1. If my business is cleared to re-open, what do I do if my staff doesn’t want to return?
You guys know what’s coming… it depends. It may mean that they are no longer unemployment benefit eligible; it may mean you need to search for replacements to keep PPP funding options; for others it may mean the FFCRA that many businesses ignored as soon as things shut down has to be reexamined. Taking the time to thoughtfully review your operations, your financial situations, and discussing your employee’s concerns in the context of all these laws and regulations before finalizing a decision is the most prudent way a business can proceed.
2. Can my Employer force me to return to work?

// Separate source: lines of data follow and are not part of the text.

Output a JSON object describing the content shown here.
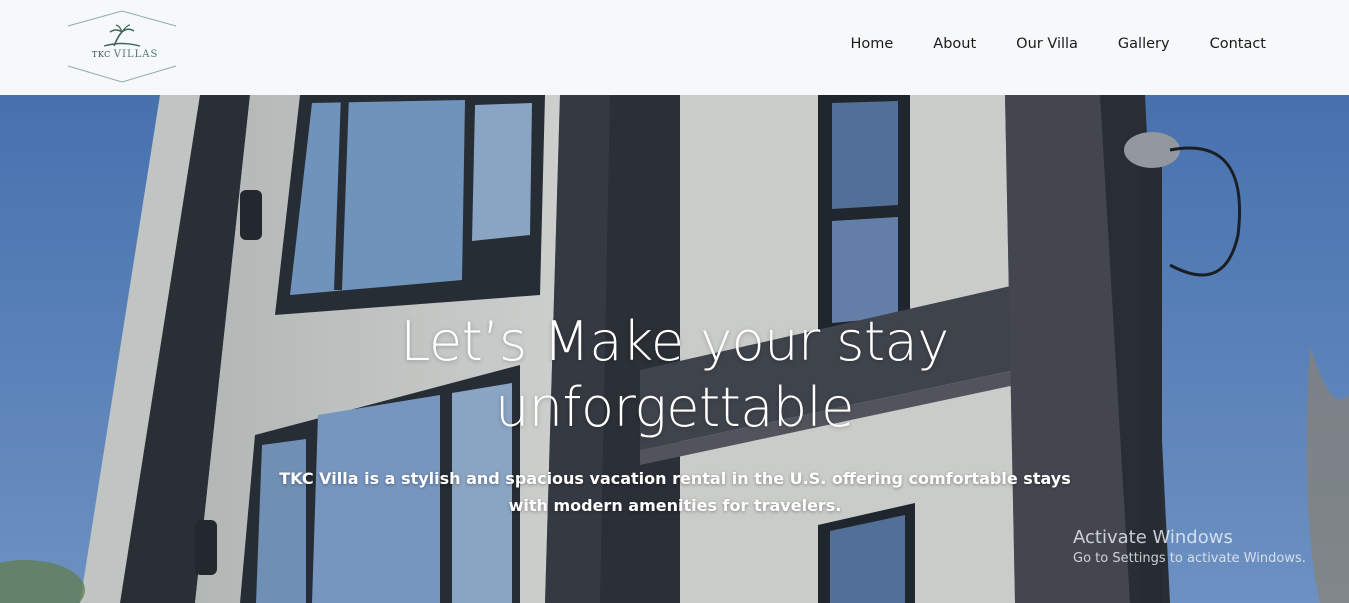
{
  "brand": {
    "logo_small": "TKC",
    "logo_big": "VILLAS"
  },
  "nav": {
    "items": [
      "Home",
      "About",
      "Our Villa",
      "Gallery",
      "Contact"
    ]
  },
  "hero": {
    "title_line1": "Let’s Make your stay",
    "title_line2": "unforgettable",
    "description": "TKC Villa is a stylish and spacious vacation rental in the U.S. offering comfortable stays with modern amenities for travelers."
  },
  "watermark": {
    "line1": "Activate Windows",
    "line2": "Go to Settings to activate Windows."
  },
  "colors": {
    "header_bg": "#f6f8fa",
    "logo_green": "#4d7567",
    "sky_blue": "#5e86c2",
    "text_white": "#ffffff"
  },
  "icons": [
    "palm-tree-icon"
  ]
}
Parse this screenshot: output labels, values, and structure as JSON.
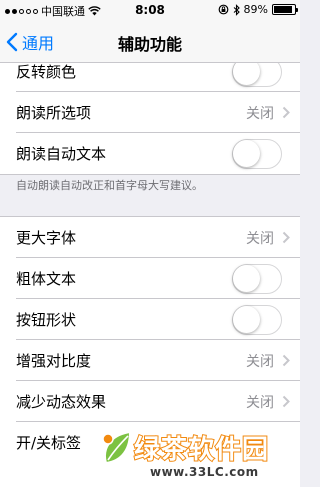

No. No one can “force” you to do anything. However, if work is available and you prefer to not return, will you be precluded from collecting unemployment? Perhaps. Ordinarily, the answer would be “yes” 98% of the time. But, with school closures, and continued COVID-19 health concerns and directives in place, for some the answer may be “no,” at least for a portion of time. Employees should carefully review concerns with their employers and spend time with the unemployment guidelines, which get updated frequently.

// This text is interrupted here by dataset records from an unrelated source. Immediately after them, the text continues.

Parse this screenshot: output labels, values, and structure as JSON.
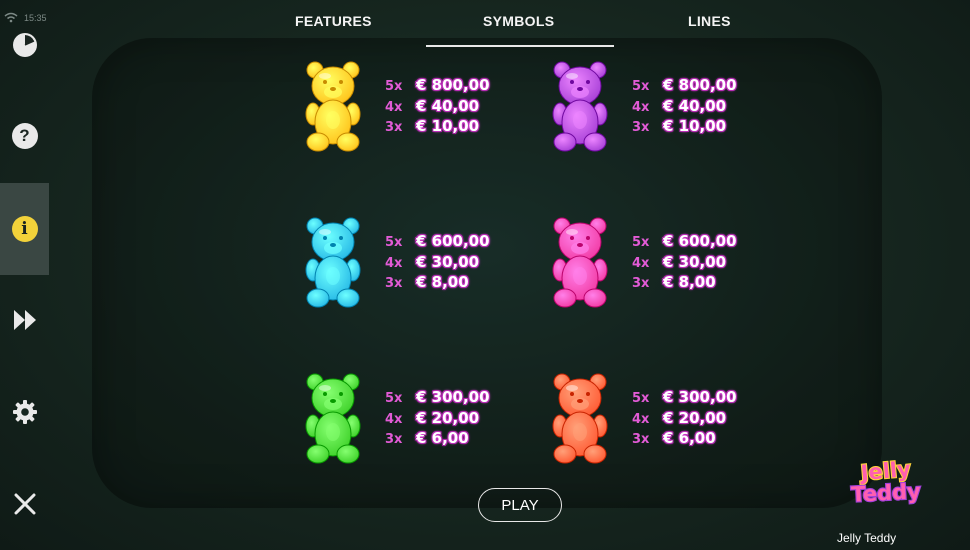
{
  "status_bar": {
    "time": "15:35"
  },
  "sidebar": {
    "items": [
      {
        "name": "history-icon"
      },
      {
        "name": "help-icon",
        "glyph": "?"
      },
      {
        "name": "info-icon",
        "glyph": "i",
        "active": true
      },
      {
        "name": "fast-forward-icon"
      },
      {
        "name": "settings-icon"
      },
      {
        "name": "close-icon"
      }
    ]
  },
  "tabs": [
    {
      "label": "FEATURES"
    },
    {
      "label": "SYMBOLS",
      "selected": true
    },
    {
      "label": "LINES"
    }
  ],
  "symbols": [
    {
      "color": "#ffc21a",
      "pays": [
        {
          "mult": "5x",
          "amount": "€ 800,00"
        },
        {
          "mult": "4x",
          "amount": "€ 40,00"
        },
        {
          "mult": "3x",
          "amount": "€ 10,00"
        }
      ]
    },
    {
      "color": "#a63fd6",
      "pays": [
        {
          "mult": "5x",
          "amount": "€ 800,00"
        },
        {
          "mult": "4x",
          "amount": "€ 40,00"
        },
        {
          "mult": "3x",
          "amount": "€ 10,00"
        }
      ]
    },
    {
      "color": "#27b9e6",
      "pays": [
        {
          "mult": "5x",
          "amount": "€ 600,00"
        },
        {
          "mult": "4x",
          "amount": "€ 30,00"
        },
        {
          "mult": "3x",
          "amount": "€ 8,00"
        }
      ]
    },
    {
      "color": "#f23aa3",
      "pays": [
        {
          "mult": "5x",
          "amount": "€ 600,00"
        },
        {
          "mult": "4x",
          "amount": "€ 30,00"
        },
        {
          "mult": "3x",
          "amount": "€ 8,00"
        }
      ]
    },
    {
      "color": "#3fd12a",
      "pays": [
        {
          "mult": "5x",
          "amount": "€ 300,00"
        },
        {
          "mult": "4x",
          "amount": "€ 20,00"
        },
        {
          "mult": "3x",
          "amount": "€ 6,00"
        }
      ]
    },
    {
      "color": "#ff5a33",
      "pays": [
        {
          "mult": "5x",
          "amount": "€ 300,00"
        },
        {
          "mult": "4x",
          "amount": "€ 20,00"
        },
        {
          "mult": "3x",
          "amount": "€ 6,00"
        }
      ]
    }
  ],
  "play_button": {
    "label": "PLAY"
  },
  "logo": {
    "line1": "Jelly",
    "line2": "Teddy"
  },
  "game_name": "Jelly Teddy"
}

3. Can an individual receive both PPP funds and PUA benefits?
Yes, in theory, they can. While the PPP was designed to keep individuals off unemployment, the total amount of funds that are available to an individual through each program, how they are counted against each other, and the timing of the funds creates situations – for some – in which a combination of these benefits can be retained by a single individual.
4. I received PPP funding, I understand the rules, I’ve run the numbers and they don’t add up. What do I do?
This one left me scratching my head personally, and that was after I spent hours pouring over regulations, guidelines, spreadsheets, and calculations. So I can’t even imagine what some of you business owners are going through. At the end of the day, many small businesses – particularly soleprenuers – may find out that the amount of their PPP funds they can use simply won’t add up to the total amount of funds received. A good problem to have? Perhaps. For some, it may simply mean this excess creates a portion of the loan that simply can’t be forgiven. For others, it creates an excess that they may need to return to the SBA to avoid any allegations of “misuse.”
5. Can the SBA look at my books and penalize me if I didn’t really need a PPP loan?
Yes. Although we are still waiting on guidance from the SBA on this, businesses should be aware this threat is out there. While “need” must be better defined, businesses are wise to look closely at what they consider to be their needs and document any usage.
6. If I finally get PUA funding, what do I have to show DWD to get the money?
I so wish I could answer this one. It is beyond frustrating. Without meaning to sound trite, hang in there. Take a deep breath and start documenting everything you can fiscally about your business as if you were preparing to take a final exam. Copies of tax records, bank statements, P/L statements, A/R statements, records of usual historic business activity, explanations of how your revenue is generated, when you saw the economic impact first hit, what you did to try and recover. Get it all ready so that when they come to you, you have it prepared. And check back here. I will update you as I can.